- Church: Roman Catholic Church
- Archdiocese: Karachi
- See: Karachi
- Elected: 7 May 1958
- In office: 11 February 1994
- Predecessor: James Cornelius van Miltenburg O.F.M.
- Successor: Simeon Anthony Pereira
- Other post: Cardinal-Priest of Sant'Andrea delle Fratte (1973-94)
- Previous post: President of the Catholic Bishops' Conference of Pakistan (1958-1994)

Orders
- Ordination: 24 August 1946
- Consecration: 7 May 1958 by Archbishop James Cornelius van Miltenburg, O.F.M.
- Created cardinal: 5 March 1973 by Pope Paul VI
- Rank: Cardinal-Priest

Personal details
- Born: Joseph Marie Anthony Cordeiro 19 January 1918 Bombay, Bombay Presidency, British India
- Died: 11 February 1994 (aged 76) Holy Family Hospital, Karachi
- Buried: Saint Patrick's Cathedral, Karachi 24°51′43″N 67°02′06″E﻿ / ﻿24.8619°N 67.0349°E
- Denomination: Roman Catholic
- Residence: Karachi
- Parents: Dr. Peter Cordeiro^{(Father)} Elvine Cordeiro^{(Mother)}
- Education: Master of Arts
- Alma mater: St Patrick's High School, Karachi. University of Bombay. Oxford University.
- Motto: Omnia Omnibus^{Latin} All for everyone^{English}
- Coat of arms: Joseph Cordeiro's coat of arms

= Joseph Cordeiro =

Pakistani Catholic prelate

Joseph Marie Anthony Cordeiro (19 January 1918 – 11 February 1994) was a Catholic prelate who in 1973 became the first Pakistani cardinal.

==Early life==
Cordeiro was born to a Goan family which hailed from the village of Salvador do Mundo in Goa. He was educated at St Patrick's High School, Karachi, the University of Bombay and Oxford University. He received his religious training at the Papal Seminary in Kandy, Sri Lanka, and was ordained a priest in Karachi, Pakistan on 24 August 1946.

==Career==

From 1946 to 1948, he did pastoral work in Hyderabad and Karachi.

He then attended Oxford University, where he earned a Master of Arts degree.

In 1950 he was appointed Vice Principal of St Patrick's High School, Karachi. From 1952 he served as principal of St Francis Grammar School in Quetta and as rector of the St. Pius X Minor Seminary in Quetta. On 7 May 1958, he was appointed Archbishop of Karachi, with his seat at Saint Patrick's Cathedral, Karachi.

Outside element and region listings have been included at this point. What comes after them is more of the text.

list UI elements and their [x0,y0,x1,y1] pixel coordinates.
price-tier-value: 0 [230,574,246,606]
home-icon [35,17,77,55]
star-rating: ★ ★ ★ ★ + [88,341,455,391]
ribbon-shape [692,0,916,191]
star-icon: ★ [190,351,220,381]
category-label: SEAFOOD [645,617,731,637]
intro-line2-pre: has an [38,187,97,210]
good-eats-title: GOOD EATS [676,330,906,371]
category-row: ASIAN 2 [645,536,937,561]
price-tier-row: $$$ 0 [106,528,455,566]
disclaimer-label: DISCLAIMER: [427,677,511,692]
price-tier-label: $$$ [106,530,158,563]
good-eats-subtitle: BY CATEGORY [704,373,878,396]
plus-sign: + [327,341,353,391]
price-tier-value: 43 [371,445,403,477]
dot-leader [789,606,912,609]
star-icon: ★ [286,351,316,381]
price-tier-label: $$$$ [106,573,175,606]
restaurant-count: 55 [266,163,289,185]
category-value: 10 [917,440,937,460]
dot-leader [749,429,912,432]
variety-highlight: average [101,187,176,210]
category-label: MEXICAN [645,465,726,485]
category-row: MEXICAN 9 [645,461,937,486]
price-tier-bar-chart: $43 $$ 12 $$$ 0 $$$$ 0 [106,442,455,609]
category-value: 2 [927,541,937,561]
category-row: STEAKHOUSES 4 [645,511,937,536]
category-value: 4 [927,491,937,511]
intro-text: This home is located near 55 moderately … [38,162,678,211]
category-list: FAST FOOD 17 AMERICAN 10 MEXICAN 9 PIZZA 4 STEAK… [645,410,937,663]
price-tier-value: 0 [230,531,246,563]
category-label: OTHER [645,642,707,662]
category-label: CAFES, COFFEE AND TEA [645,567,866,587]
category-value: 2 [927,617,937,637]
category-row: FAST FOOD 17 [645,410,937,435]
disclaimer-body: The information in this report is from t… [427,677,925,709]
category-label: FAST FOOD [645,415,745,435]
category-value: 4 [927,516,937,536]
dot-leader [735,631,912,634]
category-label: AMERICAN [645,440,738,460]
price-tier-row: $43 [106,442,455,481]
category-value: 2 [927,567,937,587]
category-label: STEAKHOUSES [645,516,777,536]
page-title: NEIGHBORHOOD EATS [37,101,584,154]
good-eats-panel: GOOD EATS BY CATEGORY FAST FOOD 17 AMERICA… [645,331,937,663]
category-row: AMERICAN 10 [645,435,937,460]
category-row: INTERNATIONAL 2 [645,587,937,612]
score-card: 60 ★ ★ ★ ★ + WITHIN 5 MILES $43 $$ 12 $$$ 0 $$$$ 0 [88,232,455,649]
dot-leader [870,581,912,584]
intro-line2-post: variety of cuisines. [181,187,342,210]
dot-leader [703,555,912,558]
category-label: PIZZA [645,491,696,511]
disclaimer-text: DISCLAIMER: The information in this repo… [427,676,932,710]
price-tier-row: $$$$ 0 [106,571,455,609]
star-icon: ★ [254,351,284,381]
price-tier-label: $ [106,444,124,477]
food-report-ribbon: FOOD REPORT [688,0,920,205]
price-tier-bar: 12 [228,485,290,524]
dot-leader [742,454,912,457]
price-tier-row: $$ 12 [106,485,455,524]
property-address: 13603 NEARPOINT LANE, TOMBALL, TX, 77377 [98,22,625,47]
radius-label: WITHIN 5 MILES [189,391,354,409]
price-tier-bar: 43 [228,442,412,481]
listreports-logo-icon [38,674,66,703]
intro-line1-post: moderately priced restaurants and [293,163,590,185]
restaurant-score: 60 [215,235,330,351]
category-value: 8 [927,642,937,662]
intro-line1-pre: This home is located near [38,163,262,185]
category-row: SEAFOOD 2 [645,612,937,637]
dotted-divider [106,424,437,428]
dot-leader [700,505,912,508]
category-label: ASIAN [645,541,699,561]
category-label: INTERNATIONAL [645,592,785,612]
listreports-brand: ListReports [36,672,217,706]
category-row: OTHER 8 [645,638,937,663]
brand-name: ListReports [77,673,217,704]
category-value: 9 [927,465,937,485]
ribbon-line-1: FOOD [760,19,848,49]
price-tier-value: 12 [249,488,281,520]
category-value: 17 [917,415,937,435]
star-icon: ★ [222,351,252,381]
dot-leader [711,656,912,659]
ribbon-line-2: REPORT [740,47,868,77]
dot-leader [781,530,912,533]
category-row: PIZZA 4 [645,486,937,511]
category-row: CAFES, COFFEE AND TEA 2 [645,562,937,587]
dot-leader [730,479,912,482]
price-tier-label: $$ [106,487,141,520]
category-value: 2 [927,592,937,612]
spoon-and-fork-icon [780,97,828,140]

He attended the Second Vatican Council (1962–1965), the First Ordinary Assembly of the Synod of Bishops, Vatican City (1967), the First Extraordinary Assembly of the Synod of Bishops, Vatican City (1969) and the Second Ordinary Assembly of the Synod of Bishops, Vatican City (1971). He was elected a member of the Council of the General Secretariat of the Synod of Bishops (1971).

He was the first Pakistani cardinal, a position elevated by Pope Paul VI (1973). He attended both papal conclaves in 1978, and was mentioned as papabile by Time Magazine after Pope John Paul I's death.

He wrote a series of articles for the Archdiocesan weekly Christian Voice called "Lessons of a Lifetime", a reflection on his life experiences.

From 1958 until his death, Cordeiro was president of the Catholic Bishops' Conference of Pakistan.

He was also since 1972 the secretary of the Federation of Asian Bishops' Conferences.

==Death==
Cordeiro died on 11 February 1994 at Holy Family Hospital with complications due to cancer. Cordeiro was succeeded by Archbishop Simeon Anthony Pereira.

==Honors==
Cordeiro was honoured by the Christ the King Seminary in Karachi that has hosted the Cardinal Cordeiro Cricket tournament to promote religious vocations since 2008.

On 6 May 2011, The Old Patricians (former students of St Patrick's school) presented the Joseph Cardinal Cordeiro Gold Medal to the top student from the Cambridge A level section at the closing ceremony of the 150th anniversary of the school.

In 2012, Cardinal Cordeiro High School was named in his honor. The school is located in the Good Shepherd Parish in Korangi Town, Karachi.

His alma mater, St. Patrick's High School named the Cardinal Cordeiro Silver Jubilee Auditorium in his honor.